Officials honor Elizabeth Peratrovich day with proclamations

With physical gatherings limited, virtual events and statements marked the day.

This article has been moved in front of the Empire’s paywall for Elizabeth Peratrovich Day. It first ran in October 2021.

Tribal and state officials recognized the 76th anniversary of an anti-discrimination bill spurred on by Elizabeth Wanamaker Peratrovich’s fiery 1945 speech before the Territorial Legislature with messages, proclamations and commemoration.

The Central Council of Tlingit and Haida Indian Tribes of Alaska, state lawmakers and Gov. Mike Dunleavy issued proclamations observing the Elizabeth Peratrovich Day holiday. Elizabeth Peratrovich Day first became a state holiday in 1988.

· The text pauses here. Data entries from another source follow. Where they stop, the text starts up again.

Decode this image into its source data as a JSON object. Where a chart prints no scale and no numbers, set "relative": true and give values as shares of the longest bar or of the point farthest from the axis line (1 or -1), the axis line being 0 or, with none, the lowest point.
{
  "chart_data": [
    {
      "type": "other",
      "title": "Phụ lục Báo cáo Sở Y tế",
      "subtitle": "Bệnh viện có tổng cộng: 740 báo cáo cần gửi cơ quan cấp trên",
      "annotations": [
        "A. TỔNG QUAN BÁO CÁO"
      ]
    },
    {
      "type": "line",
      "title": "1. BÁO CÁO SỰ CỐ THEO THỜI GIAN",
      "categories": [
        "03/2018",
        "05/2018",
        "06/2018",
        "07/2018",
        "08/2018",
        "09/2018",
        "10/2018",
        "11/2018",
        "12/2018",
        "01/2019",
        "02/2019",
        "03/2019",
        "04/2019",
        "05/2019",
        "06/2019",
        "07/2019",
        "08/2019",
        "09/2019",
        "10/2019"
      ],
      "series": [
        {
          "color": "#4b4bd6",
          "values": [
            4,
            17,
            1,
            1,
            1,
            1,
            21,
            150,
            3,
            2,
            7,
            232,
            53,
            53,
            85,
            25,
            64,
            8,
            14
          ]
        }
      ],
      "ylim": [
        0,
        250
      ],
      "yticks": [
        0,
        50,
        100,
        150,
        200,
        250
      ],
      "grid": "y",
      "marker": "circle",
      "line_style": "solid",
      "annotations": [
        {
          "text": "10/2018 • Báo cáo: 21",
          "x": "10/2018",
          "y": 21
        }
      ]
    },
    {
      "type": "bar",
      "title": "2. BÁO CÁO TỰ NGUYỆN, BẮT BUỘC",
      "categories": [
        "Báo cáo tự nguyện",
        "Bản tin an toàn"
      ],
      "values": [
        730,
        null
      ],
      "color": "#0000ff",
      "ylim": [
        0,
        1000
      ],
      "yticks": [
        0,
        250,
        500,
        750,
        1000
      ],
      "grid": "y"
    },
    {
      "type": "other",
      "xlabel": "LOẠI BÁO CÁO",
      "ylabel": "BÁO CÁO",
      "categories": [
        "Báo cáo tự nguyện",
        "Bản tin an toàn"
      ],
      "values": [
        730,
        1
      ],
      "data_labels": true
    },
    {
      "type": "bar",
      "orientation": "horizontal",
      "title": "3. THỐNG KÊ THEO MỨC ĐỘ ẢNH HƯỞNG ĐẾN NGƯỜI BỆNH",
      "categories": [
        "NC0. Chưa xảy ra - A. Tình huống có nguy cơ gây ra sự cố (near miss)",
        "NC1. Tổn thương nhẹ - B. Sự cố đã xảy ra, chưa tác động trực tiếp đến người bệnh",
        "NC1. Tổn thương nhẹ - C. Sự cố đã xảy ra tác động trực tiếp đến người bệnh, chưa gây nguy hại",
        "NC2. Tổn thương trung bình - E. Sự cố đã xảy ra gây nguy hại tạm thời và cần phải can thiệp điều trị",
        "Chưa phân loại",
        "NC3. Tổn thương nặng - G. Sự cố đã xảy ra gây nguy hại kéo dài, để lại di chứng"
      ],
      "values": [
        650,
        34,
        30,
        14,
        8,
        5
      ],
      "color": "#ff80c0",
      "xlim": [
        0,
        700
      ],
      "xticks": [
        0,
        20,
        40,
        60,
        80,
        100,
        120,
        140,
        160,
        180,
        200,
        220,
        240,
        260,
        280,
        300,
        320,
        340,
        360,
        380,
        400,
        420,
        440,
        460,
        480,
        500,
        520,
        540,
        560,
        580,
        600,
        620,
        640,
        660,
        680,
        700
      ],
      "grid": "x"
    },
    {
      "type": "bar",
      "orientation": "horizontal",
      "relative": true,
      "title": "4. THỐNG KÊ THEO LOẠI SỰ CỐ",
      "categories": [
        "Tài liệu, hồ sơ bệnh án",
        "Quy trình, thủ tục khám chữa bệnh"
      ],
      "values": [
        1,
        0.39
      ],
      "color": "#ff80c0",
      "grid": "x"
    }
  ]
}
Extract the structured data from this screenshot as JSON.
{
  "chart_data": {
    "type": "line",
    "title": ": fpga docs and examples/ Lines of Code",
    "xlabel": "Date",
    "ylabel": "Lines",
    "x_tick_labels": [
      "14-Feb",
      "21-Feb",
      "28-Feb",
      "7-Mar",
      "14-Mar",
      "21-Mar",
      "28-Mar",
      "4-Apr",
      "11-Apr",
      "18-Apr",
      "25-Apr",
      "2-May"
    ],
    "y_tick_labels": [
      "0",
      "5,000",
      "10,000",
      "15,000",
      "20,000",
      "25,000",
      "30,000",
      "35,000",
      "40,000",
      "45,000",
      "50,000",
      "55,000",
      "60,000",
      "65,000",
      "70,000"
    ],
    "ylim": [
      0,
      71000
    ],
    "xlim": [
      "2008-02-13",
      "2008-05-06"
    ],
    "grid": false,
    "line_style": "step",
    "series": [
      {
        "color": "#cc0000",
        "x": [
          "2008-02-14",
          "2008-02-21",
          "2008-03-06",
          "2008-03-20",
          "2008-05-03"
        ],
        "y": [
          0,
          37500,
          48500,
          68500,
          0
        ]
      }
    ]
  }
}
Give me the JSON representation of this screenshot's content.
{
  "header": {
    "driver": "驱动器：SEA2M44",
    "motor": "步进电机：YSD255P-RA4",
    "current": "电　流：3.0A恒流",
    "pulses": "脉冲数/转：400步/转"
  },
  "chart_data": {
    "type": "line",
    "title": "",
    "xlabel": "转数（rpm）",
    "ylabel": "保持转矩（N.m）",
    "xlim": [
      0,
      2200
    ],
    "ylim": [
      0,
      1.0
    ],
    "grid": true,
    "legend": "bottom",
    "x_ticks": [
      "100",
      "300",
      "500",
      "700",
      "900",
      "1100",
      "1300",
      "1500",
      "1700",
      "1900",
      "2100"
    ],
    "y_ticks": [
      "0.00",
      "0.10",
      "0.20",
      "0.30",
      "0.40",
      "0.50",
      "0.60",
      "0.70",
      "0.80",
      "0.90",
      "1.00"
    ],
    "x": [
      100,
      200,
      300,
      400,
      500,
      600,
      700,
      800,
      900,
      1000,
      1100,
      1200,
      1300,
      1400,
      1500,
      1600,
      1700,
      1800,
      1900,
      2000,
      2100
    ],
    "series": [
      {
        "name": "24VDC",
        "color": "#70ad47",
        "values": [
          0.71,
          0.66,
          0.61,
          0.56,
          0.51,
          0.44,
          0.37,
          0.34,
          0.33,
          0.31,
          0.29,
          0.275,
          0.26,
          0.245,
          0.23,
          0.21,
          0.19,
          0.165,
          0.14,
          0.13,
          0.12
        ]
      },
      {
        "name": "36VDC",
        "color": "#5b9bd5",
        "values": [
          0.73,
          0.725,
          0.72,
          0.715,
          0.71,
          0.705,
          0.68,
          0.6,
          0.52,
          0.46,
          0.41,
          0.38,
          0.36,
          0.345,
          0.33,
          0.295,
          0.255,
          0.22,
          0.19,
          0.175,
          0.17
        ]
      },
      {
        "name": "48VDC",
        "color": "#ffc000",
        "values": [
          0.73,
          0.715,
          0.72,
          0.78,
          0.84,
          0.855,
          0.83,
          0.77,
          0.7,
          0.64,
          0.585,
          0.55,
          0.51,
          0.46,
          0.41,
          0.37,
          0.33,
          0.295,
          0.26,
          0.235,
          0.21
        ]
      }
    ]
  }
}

It has been 76 years since Elizabeth Peratrovich took to the floor of the Alaska Senate and gave her powerful speech…

Posted by Tlingit & Haida on Tuesday, 16 February 2021

Tlingit and Haida President Richard Chalyee Éesh Peterson cited a famous line of Peratrovich’s address in his proclamation.

“I would not have expected that I, who am barely out of savagery, would have to remind the gentlemen with 5,000 years of recorded civilization behind them of our Bill of Rights,” Peratrovich said in her address to the territorial government.

Alaska Natives were regularly discriminated against in the state before the passage of the Alaska Anti-Discrimination Act of 1945, despite one of the highest rates of military service in the country, Dunleavy said in his release.

“Despite being granted citizenship in 1924, having fought alongside white comrades in World War II, and paying taxes, among other things, Alaska Natives were consistently discriminated against and restricted on where they could eat, live, receive medical care, and attend school,” read the governor’s proclamation.

Peratrovich’s legacy lives on more visible than ever, appearing on the $1 coin and in a Google Doodle drawn by Tlingit artist Michaela Goade.

“Let us all remember her today and her tireless work which laid the foundation for a better future for us all,” Tlingit and Haida wrote in a social media post.